The Hatfield-McCoy trail network offers something for everybody
No state in the nation has adopted the off-road community quite like West Virginia. Looking for a way to spur some economic growth in the area, one of the world’s largest networks of off-road trails was developed – the Hatfield-McCoy Trail System. The more compact Honda Talon 1000X is a natural fit for these tight West Virginia trails.
A total of eight different trail systems are part of the Hatfield-McCoy network and many of them are interconnected, meaning once you park your truck and unload your vehicles, you can explore much of the system without having to load back up again. Surrounding communities have built businesses to meet the needs of visiting off-roaders, including restaurants, hotels, grocery stores and mechanics you can reach on your ATV or SXS.
The majority of Hatfield-McCoy trails are hard pack, though some areas offer some rocky areas and you will find mud if the area has seen rain recently. All of the trails we mention are open to both ATVs and SXS, though we prefer a side-by-side vehicle like the Honda Talon, as it’s a lot more fun to get out and enjoy the trails with a friend or family member beside you – life is better with Honda.

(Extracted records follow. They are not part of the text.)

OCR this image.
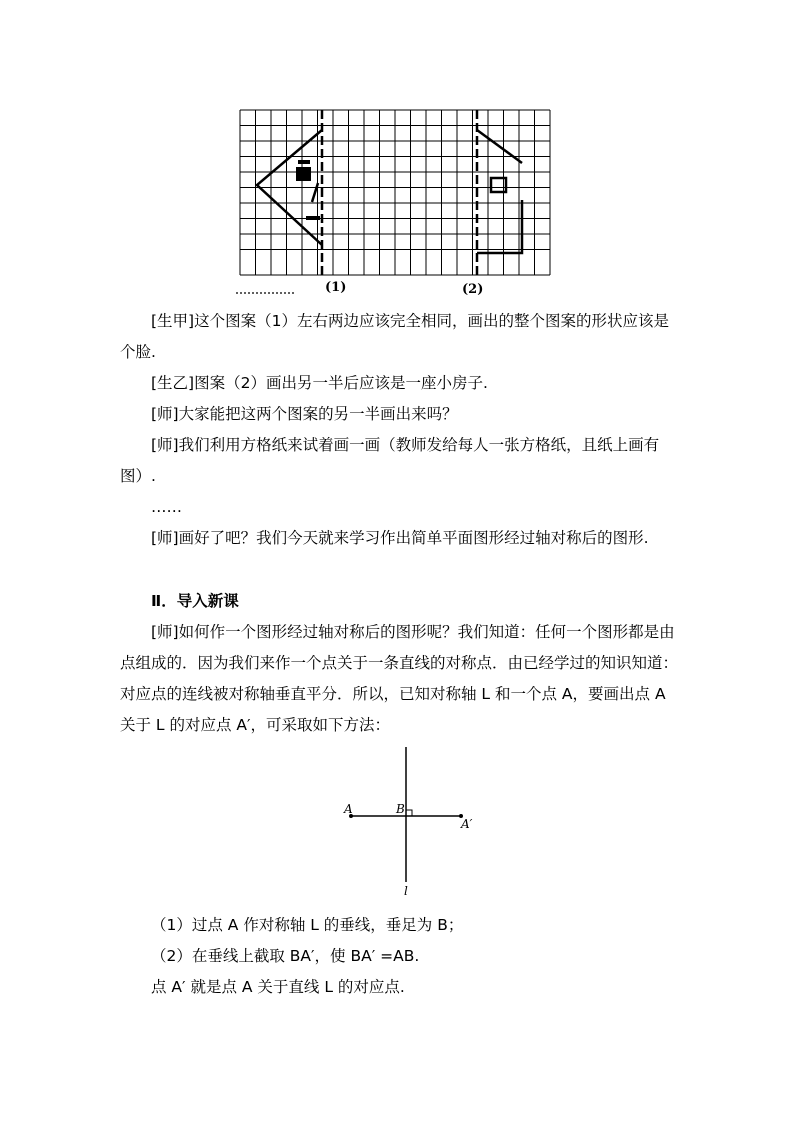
(1)	(2)
[生甲]这个图案（1）左右两边应该完全相同，画出的整个图案的形状应该是个脸.
[生乙]图案（2）画出另一半后应该是一座小房子.
[师]大家能把这两个图案的另一半画出来吗？
[师]我们利用方格纸来试着画一画（教师发给每人一张方格纸，且纸上画有图）.
……
[师]画好了吧？我们今天就来学习作出简单平面图形经过轴对称后的图形.
Ⅱ．导入新课
[师]如何作一个图形经过轴对称后的图形呢？我们知道：任何一个图形都是由点组成的．因为我们来作一个点关于一条直线的对称点．由已经学过的知识知道： 对应点的连线被对称轴垂直平分．所以，已知对称轴 L 和一个点 A，要画出点 A 关于 L 的对应点 A′，可采取如下方法：
A	B
A′
l
（1）过点 A 作对称轴 L 的垂线，垂足为 B；
（2）在垂线上截取 BA′，使 BA′ =AB.
点 A′ 就是点 A 关于直线 L 的对应点.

The largest system in the Hatfield-McCoy network is Rock House, with more than 100 miles of trails to explore. Rock House connects the towns of Man and Gilbert, where riders can access food, fuel and lodging. Expect a lot of elevation changes as you climb and descent the mountains on switchbacks. The Talon’s I-4WD is ideal here, as it’s Hill Start Assist feature allows you to take your foot off the break to apply the throttle without any roll back down the hill. You can make the trip from Gilbert to Man on easy to handle trails, but only 31% of this system is labeled “Easiest.” Challenging, rocky climbs are available for those seeking a challenge.
If you really want to go exploring, the Pinnacle Creek trail system is a great starting point, as you can explore all this system has to offer, then continue on to both Pocahontas and Indian Ridge – creating the largest continuous areas of the Hatfield-McCoy network. The towns of Mullins and Pineville connect to Pinnacle Creek, offering food, fuel and lodging. This system is known for stunning views, so you and your co-pilot should be sure to stop the Talon now and again for photos or just to take in Mother Nature’s finest work before switching drivers and continuing on. The majority of the trails (71%) are easy to moderate in difficulty, so getting around shouldn’t be too challenging.

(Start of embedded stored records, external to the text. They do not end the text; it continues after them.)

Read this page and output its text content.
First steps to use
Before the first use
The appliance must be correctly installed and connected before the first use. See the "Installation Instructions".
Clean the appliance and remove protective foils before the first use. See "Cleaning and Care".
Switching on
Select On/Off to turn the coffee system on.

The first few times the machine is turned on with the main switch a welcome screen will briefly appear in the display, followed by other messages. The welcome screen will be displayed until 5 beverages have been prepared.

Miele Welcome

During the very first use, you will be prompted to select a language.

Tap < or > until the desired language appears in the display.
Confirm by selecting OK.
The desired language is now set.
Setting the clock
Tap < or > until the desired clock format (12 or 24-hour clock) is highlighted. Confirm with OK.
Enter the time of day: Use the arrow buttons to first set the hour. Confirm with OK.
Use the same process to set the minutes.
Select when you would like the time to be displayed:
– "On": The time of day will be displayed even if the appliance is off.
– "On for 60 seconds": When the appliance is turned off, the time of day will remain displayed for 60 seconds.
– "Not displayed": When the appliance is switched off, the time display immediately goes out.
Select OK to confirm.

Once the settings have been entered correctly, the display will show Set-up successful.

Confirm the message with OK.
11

Located in the city of War, which is West Virginia’s most southern city, the Warrior trail system also connects to the city of Gary. The vast majority of trails in this system are easy to moderate, so just about anybody can explore without worrying about getting stuck. If you are sharing the experience with a newer driver, this is a great place to let them take the controls of the Honda Talon. You’ll find a number of scenic views and direct access to food, fuel and lodging.
One of the original three Hatfield-McCoy systems, Bearwallow is located near the town of Logan and is the place to go if you are interested in challenging yourself, as more than a third of the trails are labeled “Most Difficult.” You’ll appreciate the Talon’s tough gear-driven dual clutch transmission as you tackle the most gnarly sections of trail. Direct access to food, lodging and fuel is readily available.